CA Paris, 1re ch. sect. concurrence, 21 septembre 1988, n° ECOC8910032X
PARIS
Arrêt
Confirmation
PARTIES
Demandeur :
Mignot
Défendeur :
Ministre de l'Economie
COMPOSITION DE LA JURIDICTION
Présidents :
Mme Montanier, M. Culie
Conseillers :
M. Borra, M. Gourlet, M. Canivet
La cour,
Statue sur le recours formé par M. Yves Mignot contre la décision n° 88-D-34, rendue le 21 septembre 1988 par le Conseil de la concurrence.
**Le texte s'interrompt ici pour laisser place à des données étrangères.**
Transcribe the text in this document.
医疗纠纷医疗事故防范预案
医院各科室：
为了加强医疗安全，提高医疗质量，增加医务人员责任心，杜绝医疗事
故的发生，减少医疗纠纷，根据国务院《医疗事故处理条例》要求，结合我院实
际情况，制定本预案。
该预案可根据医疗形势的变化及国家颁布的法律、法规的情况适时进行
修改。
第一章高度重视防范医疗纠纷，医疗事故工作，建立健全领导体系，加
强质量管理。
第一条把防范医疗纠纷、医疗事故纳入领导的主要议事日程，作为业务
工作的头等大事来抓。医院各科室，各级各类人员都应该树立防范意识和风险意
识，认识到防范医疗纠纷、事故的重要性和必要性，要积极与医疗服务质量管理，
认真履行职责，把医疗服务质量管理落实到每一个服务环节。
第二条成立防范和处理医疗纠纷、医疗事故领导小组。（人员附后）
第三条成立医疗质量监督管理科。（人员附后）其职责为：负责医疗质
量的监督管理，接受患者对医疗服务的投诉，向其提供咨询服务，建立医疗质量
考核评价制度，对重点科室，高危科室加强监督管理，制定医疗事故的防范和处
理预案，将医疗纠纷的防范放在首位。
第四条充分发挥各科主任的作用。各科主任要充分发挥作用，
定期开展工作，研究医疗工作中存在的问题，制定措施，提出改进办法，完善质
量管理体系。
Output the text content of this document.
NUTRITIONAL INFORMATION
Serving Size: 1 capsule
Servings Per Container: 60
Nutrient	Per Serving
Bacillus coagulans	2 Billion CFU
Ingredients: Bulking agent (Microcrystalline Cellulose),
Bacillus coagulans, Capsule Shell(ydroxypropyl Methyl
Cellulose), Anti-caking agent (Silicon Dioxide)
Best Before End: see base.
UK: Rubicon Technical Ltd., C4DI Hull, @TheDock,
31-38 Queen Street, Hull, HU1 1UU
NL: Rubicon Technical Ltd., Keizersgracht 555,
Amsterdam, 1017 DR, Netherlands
Référence étant faite à cette décision pour un exposé détaillé du litige et l’énoncé des motifs retenus par le Conseil de la concurrence, il convient seulement de rappeler:
- que par lettre enregistrée le 13 avril 1988, M. Yves Mignot a saisi le Conseil de la concurrence des agissements anticoncurrentiels de plusieurs quotidiens de l’Est de la France se traduisant notamment par des refus d’insertion de publicité dans les journaux Le Bien public, Les Dernières Nouvelles d’Alsace et L’Est républicain;
- que le Conseil de la concurrence a considéré qu’hormis le cas de saisine d’office, il ne pouvait être saisi, par application des dispositions combinées du premier alinéa de l’article 11 et du deuxième alinéa de l’article 5 de l’ordonnance du 1er décembre 1986, que par le ministre chargé de l’économie, les entreprises, les collectivités territoriales, les organisations professionnelles et syndicales, les organisations de consommateurs agréées, les chambres d’agriculture, les chambres de métiers et les chambres de commerce et d’industrie;
- qu’il a en conséquence rejeté la demande de M. Yves Mignot, au motif que le requérant n’appartenait pas, à la date du dépôt de la saisine, à l’une ou l’autre des catégories mentionnées dans cette énumération à caractère limitatif, puisqu’il avait cessé toute activité professionnelle le 31 décembre 1986 et avait été radié du registre du commerce le 30 mars 1987.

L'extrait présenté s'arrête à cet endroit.